Lorsque j’ai eu mon baccalauréat, nous avions proposé à nos parents respectifs de vivre en « colocation » tous les deux, puisque nous allions étudier dans la même ville. Au final, cela s’est fait très naturellement. Bien que nous soyons jeunes, nous savions très bien ce que l’on voulait pour nous et notre couple. Vivre en couple nous a permis de traverser les moments difficiles vis-à-vis de nos études ensemble, et travailleurs comme nous sommes, nous nous sommes dit que nous ferions un sacrifice de quelques années pour atteindre nos objectifs. A ce moment-là tout va bien pour nous deux, il y a quelques réflexions des beaux-parents, mais nous n’y prêtons pas attention.

En effet, au tout début, on ne prêtait pas trop attention à notre petite vie. Contrairement à son frère aîné, on ne nous offrait pas de “smart box” pour partir en vacances alors que l’on savait que nous n’en prenions jamais. Cependant, depuis que celui-ci s’est séparé de sa compagne on dirait que l’espoir de devenir grands-parents s’est projeté sur nous. Il est vrai que notre couple devient sérieux. Et pour le moment, nous ne sentons pas l’envie de fonder une famille juste après la fin de nos études… Pour le moment nous souhaitons pourtant profiter de la vie, de notre couple.

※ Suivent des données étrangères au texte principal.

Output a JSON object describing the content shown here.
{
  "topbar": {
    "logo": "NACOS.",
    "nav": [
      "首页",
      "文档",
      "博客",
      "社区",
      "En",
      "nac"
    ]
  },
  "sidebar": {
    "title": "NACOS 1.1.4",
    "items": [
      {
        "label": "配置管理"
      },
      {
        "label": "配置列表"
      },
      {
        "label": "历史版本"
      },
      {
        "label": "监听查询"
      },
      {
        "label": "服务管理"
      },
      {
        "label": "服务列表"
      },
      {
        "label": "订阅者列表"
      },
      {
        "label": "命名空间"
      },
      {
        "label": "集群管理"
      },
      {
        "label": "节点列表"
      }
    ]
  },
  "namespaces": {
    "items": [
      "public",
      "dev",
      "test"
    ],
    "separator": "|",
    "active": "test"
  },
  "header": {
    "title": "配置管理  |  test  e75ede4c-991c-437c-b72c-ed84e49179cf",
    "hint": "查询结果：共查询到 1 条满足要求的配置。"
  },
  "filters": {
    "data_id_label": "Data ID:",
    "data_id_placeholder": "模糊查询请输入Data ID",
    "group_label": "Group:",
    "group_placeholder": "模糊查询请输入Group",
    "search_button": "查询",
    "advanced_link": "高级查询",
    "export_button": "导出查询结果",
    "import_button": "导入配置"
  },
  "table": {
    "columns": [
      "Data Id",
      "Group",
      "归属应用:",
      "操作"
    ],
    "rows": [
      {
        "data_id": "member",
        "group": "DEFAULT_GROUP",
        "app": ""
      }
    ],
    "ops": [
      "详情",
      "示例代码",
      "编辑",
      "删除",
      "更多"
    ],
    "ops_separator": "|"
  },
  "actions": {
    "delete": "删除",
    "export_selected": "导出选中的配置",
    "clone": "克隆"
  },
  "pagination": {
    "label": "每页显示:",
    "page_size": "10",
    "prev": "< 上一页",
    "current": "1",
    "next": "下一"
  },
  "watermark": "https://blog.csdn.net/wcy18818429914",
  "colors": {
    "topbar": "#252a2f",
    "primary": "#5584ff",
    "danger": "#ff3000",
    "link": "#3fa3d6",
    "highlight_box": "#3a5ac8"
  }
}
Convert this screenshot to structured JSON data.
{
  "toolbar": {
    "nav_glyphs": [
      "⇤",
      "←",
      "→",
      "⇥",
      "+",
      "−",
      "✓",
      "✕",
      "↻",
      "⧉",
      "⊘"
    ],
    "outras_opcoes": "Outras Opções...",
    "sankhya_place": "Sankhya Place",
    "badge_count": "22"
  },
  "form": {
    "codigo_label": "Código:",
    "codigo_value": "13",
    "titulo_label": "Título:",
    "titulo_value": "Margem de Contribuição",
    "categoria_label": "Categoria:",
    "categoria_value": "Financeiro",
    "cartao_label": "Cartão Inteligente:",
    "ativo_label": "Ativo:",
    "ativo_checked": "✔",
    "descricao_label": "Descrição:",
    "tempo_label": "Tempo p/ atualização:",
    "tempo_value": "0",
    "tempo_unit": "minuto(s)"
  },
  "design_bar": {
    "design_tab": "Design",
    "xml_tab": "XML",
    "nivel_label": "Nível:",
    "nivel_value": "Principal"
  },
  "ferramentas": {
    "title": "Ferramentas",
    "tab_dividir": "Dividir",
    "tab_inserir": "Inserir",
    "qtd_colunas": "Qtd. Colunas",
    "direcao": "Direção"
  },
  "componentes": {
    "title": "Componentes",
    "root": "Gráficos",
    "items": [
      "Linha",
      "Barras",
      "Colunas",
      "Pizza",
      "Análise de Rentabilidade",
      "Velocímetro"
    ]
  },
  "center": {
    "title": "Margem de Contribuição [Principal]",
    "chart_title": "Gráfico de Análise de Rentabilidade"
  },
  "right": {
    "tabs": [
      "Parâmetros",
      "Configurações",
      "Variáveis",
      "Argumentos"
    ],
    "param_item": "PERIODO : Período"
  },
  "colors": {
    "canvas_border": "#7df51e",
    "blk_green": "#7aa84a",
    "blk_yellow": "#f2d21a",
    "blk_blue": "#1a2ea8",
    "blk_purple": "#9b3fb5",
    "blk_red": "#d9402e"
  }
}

Aujourd’hui, notre rythme de vie s’est intensifié. Mon ami est sur sa dernière année d’étude et a potentiellement trouvé du travail à l’étranger. De mon côté, je l’ai toujours poussé, comme il a fait pour moi, à dépasser ses limites. Malheureusement ses parents l’ont mal pris. “Pourquoi partir d’ici ? Tu peux trouver un travail moins prestigieux et rester. Quand vous aurez des enfants, ceux-ci n’auront pas leurs grands-parents à côté et donc pas de repères.” Au début, ce sont des plaisanteries, mais à force de nous le rabâcher, j’ai envie de leur dire stop…  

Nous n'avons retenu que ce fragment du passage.